Clark replied saying, “At least to the best of my knowledge madam chair none of the party sitting here sat on that transition team so this is a team that was put together that is not reflective of the administration’s position.” Clark also said “Governor Calvo has already come out and chief of staff Frank Arriola are already quoted in the media with respect to Mrs. Aguon and first of all she was by letter designated as a SHPO on February 8th that was last week by Governor Calvo so that is an official position.”
Eventually Aguon showed up to the legislature in time for them to begin discussing the status of the programmatic agreement. “I believe there will be a revision to the December 30th draft which will be presented to the concurring parties and to the public,” said Aguon of the programmatic agreement.

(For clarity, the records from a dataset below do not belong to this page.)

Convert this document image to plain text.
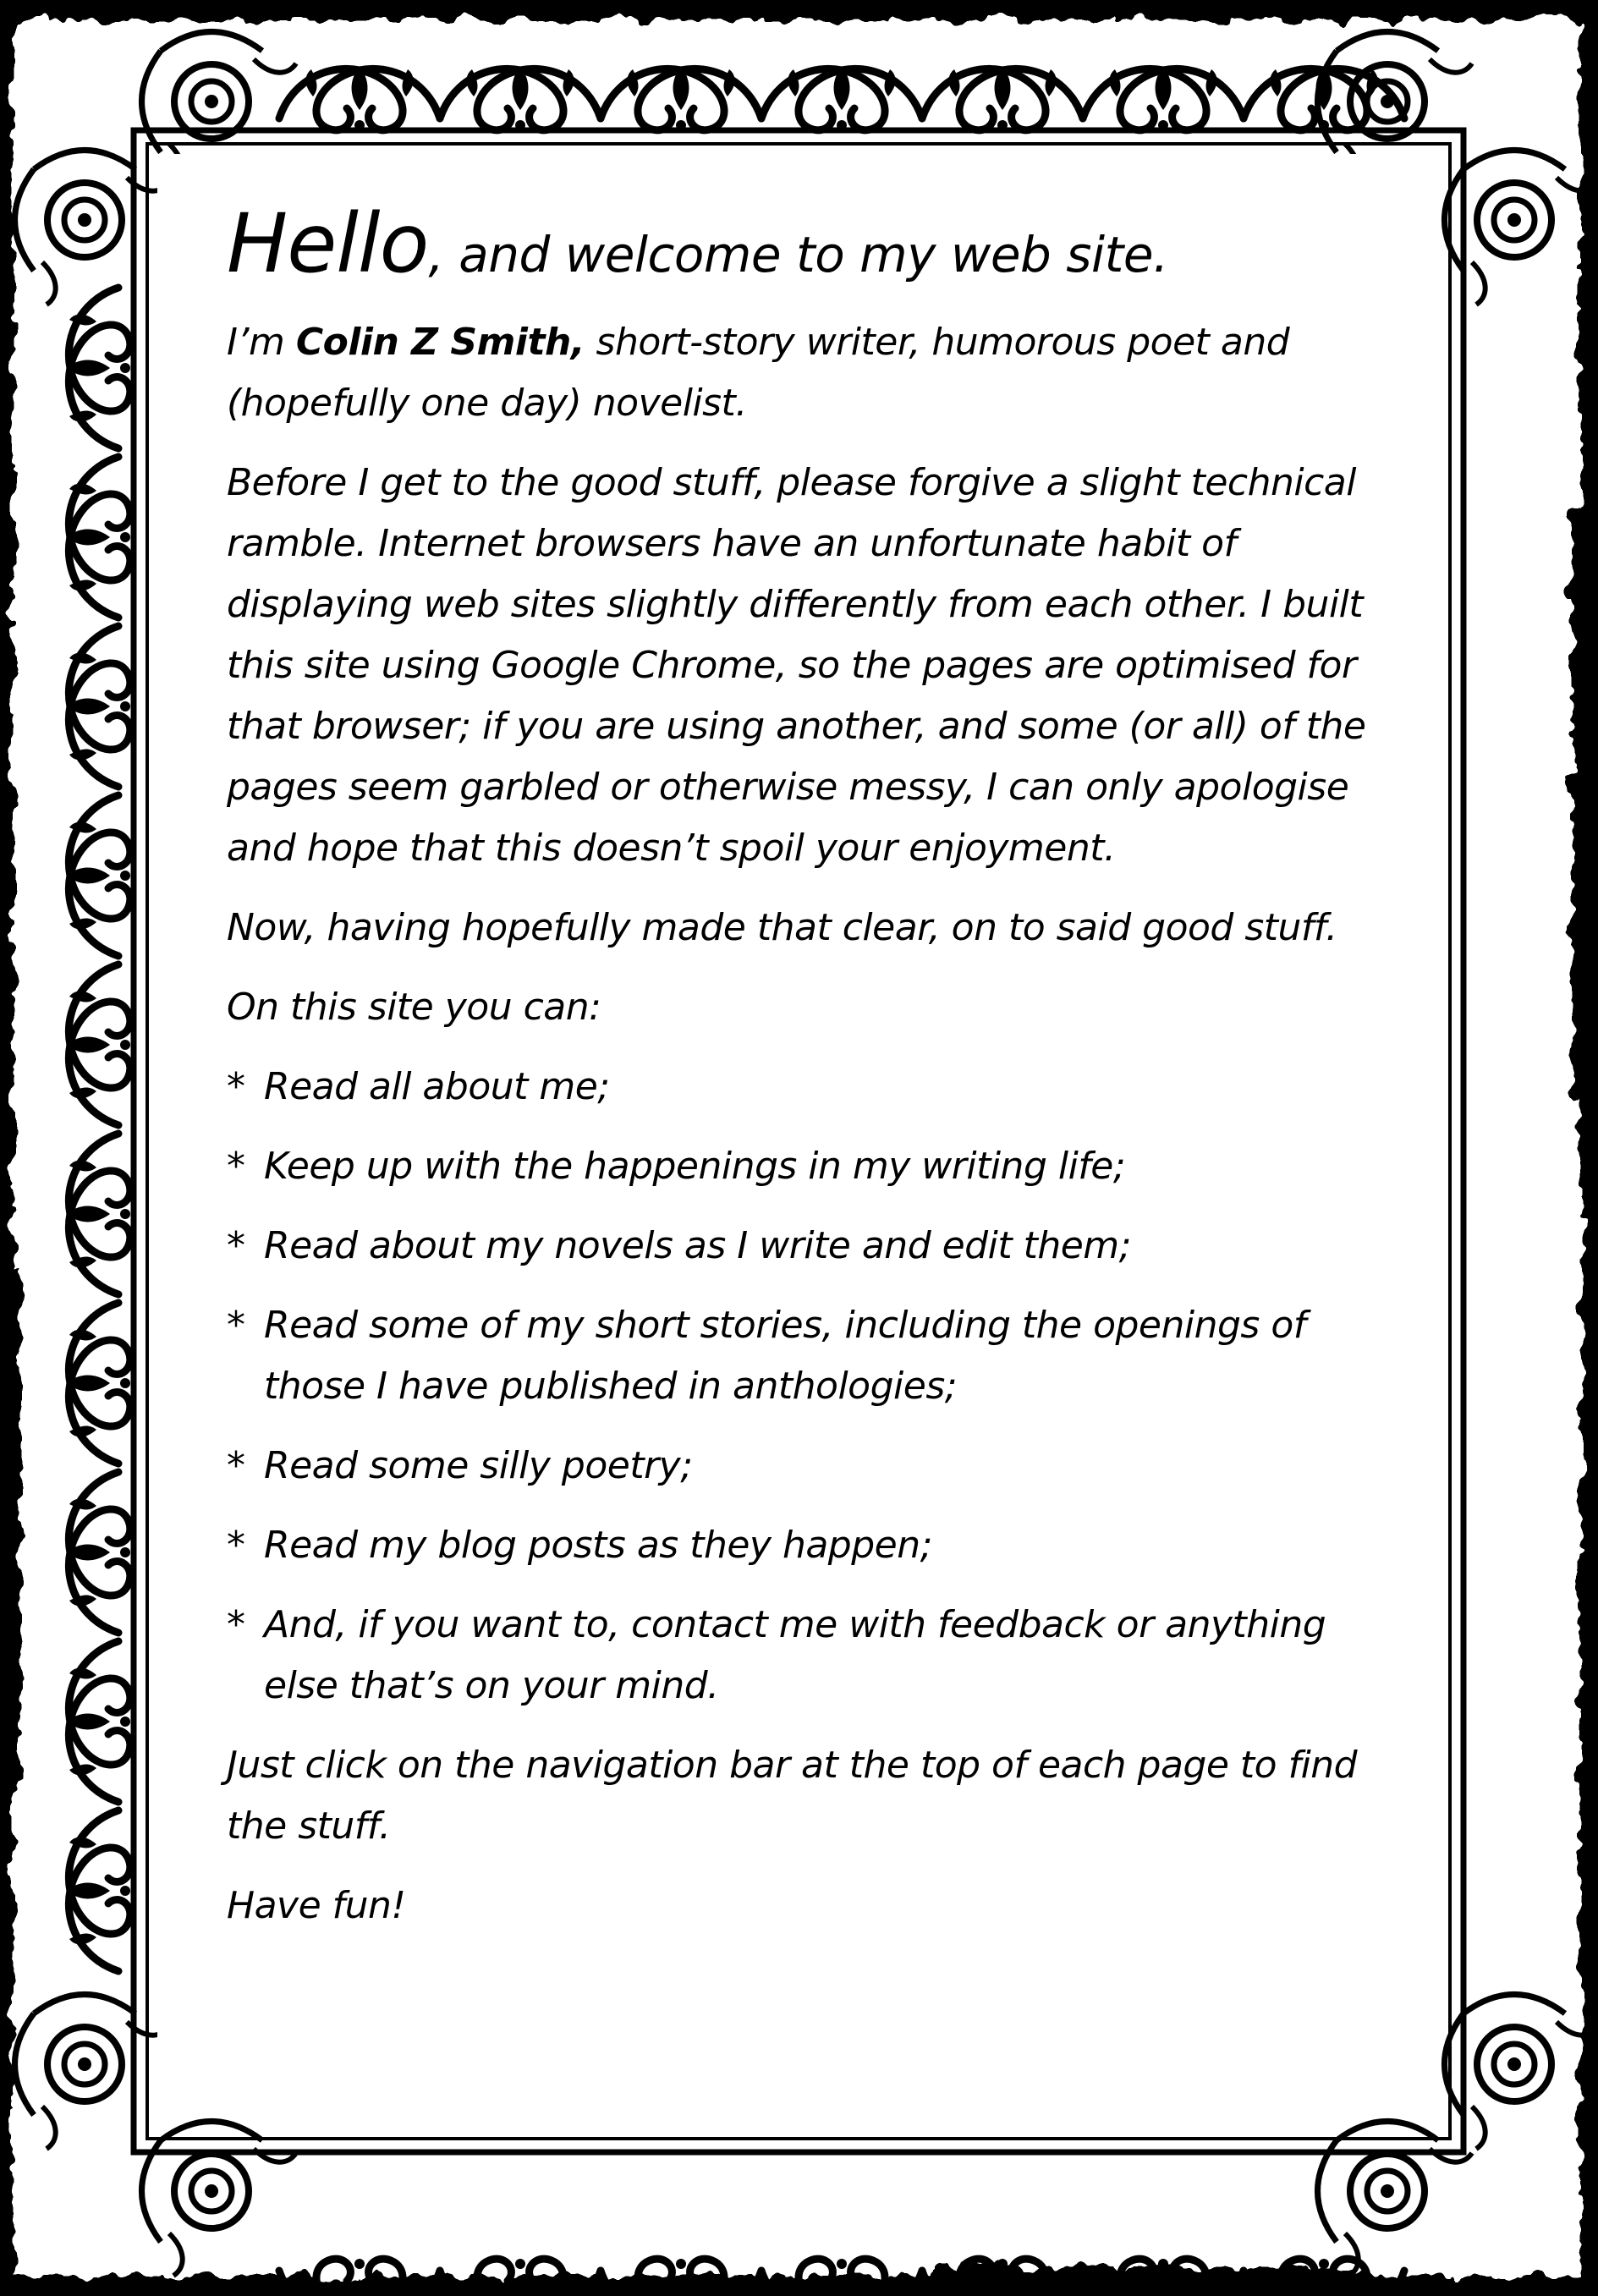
Hello, and welcome to my web site.

I’m Colin Z Smith, short-story writer, humorous poet and (hopefully one day) novelist.

Before I get to the good stuff, please forgive a slight technical ramble. Internet browsers have an unfortunate habit of displaying web sites slightly differently from each other. I built this site using Google Chrome, so the pages are optimised for that browser; if you are using another, and some (or all) of the pages seem garbled or otherwise messy, I can only apologise and hope that this doesn’t spoil your enjoyment.

Now, having hopefully made that clear, on to said good stuff.

On this site you can:

* Read all about me;
* Keep up with the happenings in my writing life;
* Read about my novels as I write and edit them;
* Read some of my short stories, including the openings of those I have published in anthologies;
* Read some silly poetry;
* Read my blog posts as they happen;
* And, if you want to, contact me with feedback or anything else that’s on your mind.

Just click on the navigation bar at the top of each page to find the stuff.

Have fun!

Clark told lawmakers they are anticipating that this latest draft of the programmatic agreement, which will likely be released this week, should have language that allows 24/7 access to the Pagat caves and ancient Pagat village as well as giving GovGuam full ownership and control of the site by removing it from the footprint of the firing complex. However, it’s still not yet clear what exactly the military considers as the Pagat village. As you may recall PNC news hiked to Pagat over a week ago and found two other latte sites that were north of the Pagat caves and north of the latte site that is along the Pagat cave trail.
Buildup office director Eddie Reyes also reported on the funding that has been requested to help improve GovGuam services and programs that will be strained by the buildup. So far $33 million has been requested for fiscal year 2012 out of an estimated $619 million dollar need.